Gates visited a small, remote outpost 30 miles north of Kandahar, where the Fort Lewis, Washington-based Stryker unit has lost 22 men and suffered an additional 62 wounded since arriving here last summer.
The latest injuries came Monday night, and the latest death three days ago.
“You all have had a very tough time,” especially at the start of the tour, Gates told members of the 800-soldier unit. “You came into an area totally controlled by the Taliban. You fought for a critical battle space, you bled for it and now you own it.”
He told the troops that as the fight shifts toward securing Kandahar itself later this year, they will again be “at the tip of the spear.”
Brigade commander Lt. Col.

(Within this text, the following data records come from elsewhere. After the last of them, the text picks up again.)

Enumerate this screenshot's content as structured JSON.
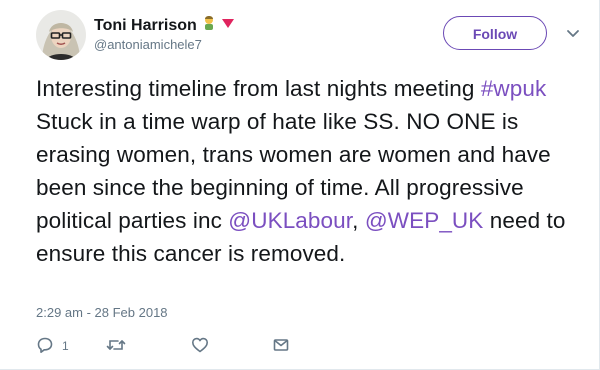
{
  "user": {
    "display_name": "Toni Harrison",
    "handle": "@antoniamichele7",
    "name_emojis": [
      "woman-emoji",
      "triangle-emoji"
    ]
  },
  "follow_button": {
    "label": "Follow"
  },
  "tweet": {
    "text_before_hashtag": "Interesting timeline from last nights meeting ",
    "hashtag": "#wpuk",
    "text_after_hashtag": " Stuck in a time warp of hate like SS. NO ONE is erasing women, trans women are women and have been since the beginning of time. All progressive political parties inc ",
    "mention1": "@UKLabour",
    "separator": ", ",
    "mention2": "@WEP_UK",
    "text_end": " need to ensure this cancer is removed."
  },
  "timestamp": "2:29 am - 28 Feb 2018",
  "actions": {
    "reply_count": "1",
    "icons": [
      "reply-icon",
      "retweet-icon",
      "like-icon",
      "message-icon"
    ]
  },
  "colors": {
    "link": "#7b4fc0",
    "follow_border": "#6b49b5",
    "muted": "#657786",
    "text": "#14171a"
  }
}
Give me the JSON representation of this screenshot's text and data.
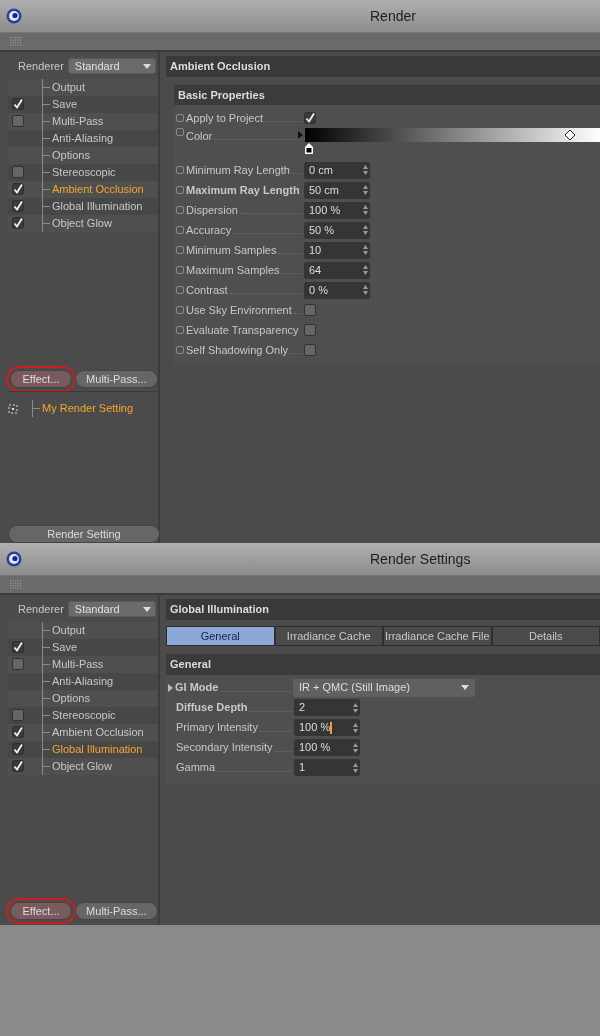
{
  "windows": [
    {
      "title": "Render",
      "renderer": {
        "label": "Renderer",
        "value": "Standard"
      },
      "sidebar": [
        {
          "label": "Output",
          "kind": "plain",
          "selected": false
        },
        {
          "label": "Save",
          "kind": "toggle",
          "checked": true,
          "selected": false
        },
        {
          "label": "Multi-Pass",
          "kind": "toggle",
          "checked": false,
          "selected": false
        },
        {
          "label": "Anti-Aliasing",
          "kind": "plain",
          "selected": false
        },
        {
          "label": "Options",
          "kind": "plain",
          "selected": false
        },
        {
          "label": "Stereoscopic",
          "kind": "toggle",
          "checked": false,
          "selected": false
        },
        {
          "label": "Ambient Occlusion",
          "kind": "toggle",
          "checked": true,
          "selected": true
        },
        {
          "label": "Global Illumination",
          "kind": "toggle",
          "checked": true,
          "selected": false
        },
        {
          "label": "Object Glow",
          "kind": "toggle",
          "checked": true,
          "selected": false
        }
      ],
      "buttons": [
        {
          "label": "Effect...",
          "highlighted": true
        },
        {
          "label": "Multi-Pass...",
          "highlighted": false
        }
      ],
      "settings_tree": [
        {
          "label": "My Render Setting",
          "selected": true
        }
      ],
      "bottom_button": "Render Setting",
      "panel": {
        "title": "Ambient Occlusion",
        "group": "Basic Properties",
        "field_markers": true,
        "fields": [
          {
            "label": "Apply to Project",
            "kind": "checkbox",
            "checked": true
          },
          {
            "label": "Color",
            "kind": "gradient",
            "expanded": false
          },
          {
            "label": "Minimum Ray Length",
            "kind": "number",
            "value": "0 cm"
          },
          {
            "label": "Maximum Ray Length",
            "kind": "number",
            "value": "50 cm",
            "bold": true
          },
          {
            "label": "Dispersion",
            "kind": "number",
            "value": "100 %"
          },
          {
            "label": "Accuracy",
            "kind": "number",
            "value": "50 %"
          },
          {
            "label": "Minimum Samples",
            "kind": "number",
            "value": "10"
          },
          {
            "label": "Maximum Samples",
            "kind": "number",
            "value": "64"
          },
          {
            "label": "Contrast",
            "kind": "number",
            "value": "0 %"
          },
          {
            "label": "Use Sky Environment",
            "kind": "checkbox",
            "checked": false
          },
          {
            "label": "Evaluate Transparency",
            "kind": "checkbox",
            "checked": false
          },
          {
            "label": "Self Shadowing Only",
            "kind": "checkbox",
            "checked": false
          }
        ]
      }
    },
    {
      "title": "Render Settings",
      "renderer": {
        "label": "Renderer",
        "value": "Standard"
      },
      "sidebar": [
        {
          "label": "Output",
          "kind": "plain",
          "selected": false
        },
        {
          "label": "Save",
          "kind": "toggle",
          "checked": true,
          "selected": false
        },
        {
          "label": "Multi-Pass",
          "kind": "toggle",
          "checked": false,
          "selected": false
        },
        {
          "label": "Anti-Aliasing",
          "kind": "plain",
          "selected": false
        },
        {
          "label": "Options",
          "kind": "plain",
          "selected": false
        },
        {
          "label": "Stereoscopic",
          "kind": "toggle",
          "checked": false,
          "selected": false
        },
        {
          "label": "Ambient Occlusion",
          "kind": "toggle",
          "checked": true,
          "selected": false
        },
        {
          "label": "Global Illumination",
          "kind": "toggle",
          "checked": true,
          "selected": true
        },
        {
          "label": "Object Glow",
          "kind": "toggle",
          "checked": true,
          "selected": false
        }
      ],
      "buttons": [
        {
          "label": "Effect...",
          "highlighted": true
        },
        {
          "label": "Multi-Pass...",
          "highlighted": false
        }
      ],
      "panel": {
        "title": "Global Illumination",
        "tabs": [
          {
            "label": "General",
            "selected": true
          },
          {
            "label": "Irradiance Cache",
            "selected": false
          },
          {
            "label": "Irradiance Cache File",
            "selected": false
          },
          {
            "label": "Details",
            "selected": false
          }
        ],
        "group": "General",
        "field_markers": false,
        "fields": [
          {
            "label": "GI Mode",
            "kind": "dropdown",
            "value": "IR + QMC (Still Image)",
            "bold": true,
            "expanded": false
          },
          {
            "label": "Diffuse Depth",
            "kind": "number",
            "value": "2",
            "bold": true
          },
          {
            "label": "Primary Intensity",
            "kind": "number",
            "value": "100 %",
            "focused": true
          },
          {
            "label": "Secondary Intensity",
            "kind": "number",
            "value": "100 %"
          },
          {
            "label": "Gamma",
            "kind": "number",
            "value": "1"
          }
        ]
      }
    }
  ]
}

Jonathan Neumann explained one of its missions: securing a highway that locals use to bring crops to market in Kandahar.
“If people can’t move freely on the highway,” Neumann said, “they’ll never feel connected to their government and like they are out from under the thumb of the Taliban.”
Neumann said his troops also protect the local population from bandits and extortionists who try to waylay travelers and exact illegal tolls.
He said it can be hard to measure success when it means subtle changes of heart and intention among the locals instead of something dramatic, like taking a city.
“The metric that stares you in the face is our casualties,” Neumann said.
Gates later walked a dusty street in Now Zad, where Marines pushed out the Taliban last year with help from some of the first reinforcements ordered by President Barack Obama last year.
The Pentagon chief stopped to speak to shopkeepers who are among about 2,500 people who have returned to the city. Now Zad, once the second largest city in Helmand province, sat empty for four years, save for U.S., NATO and Taliban fighters.
“This place was a ghost town, a no-go zone,” Gates said as he thanked Marines for an operation that served as a model for this year’s battle in nearby Marjah.
Gates flew to Kandahar early Tuesday for meetings with U.S. and British generals overseeing the military campaign in Marjah. He presented Silver Stars for valor to two Army aviators before his visits with U.S. forces at bases elsewhere in the south.
On Monday, the Pentagon chief said the progress made in the Marjah offensive, launched last month, is encouraging, but he stopped short of saying the war is at a turning point. The Marjah campaign routed most Taliban fighters from a town they once controlled, without a high casualty toll for U.S. troops and the Afghan security forces fighting alongside them.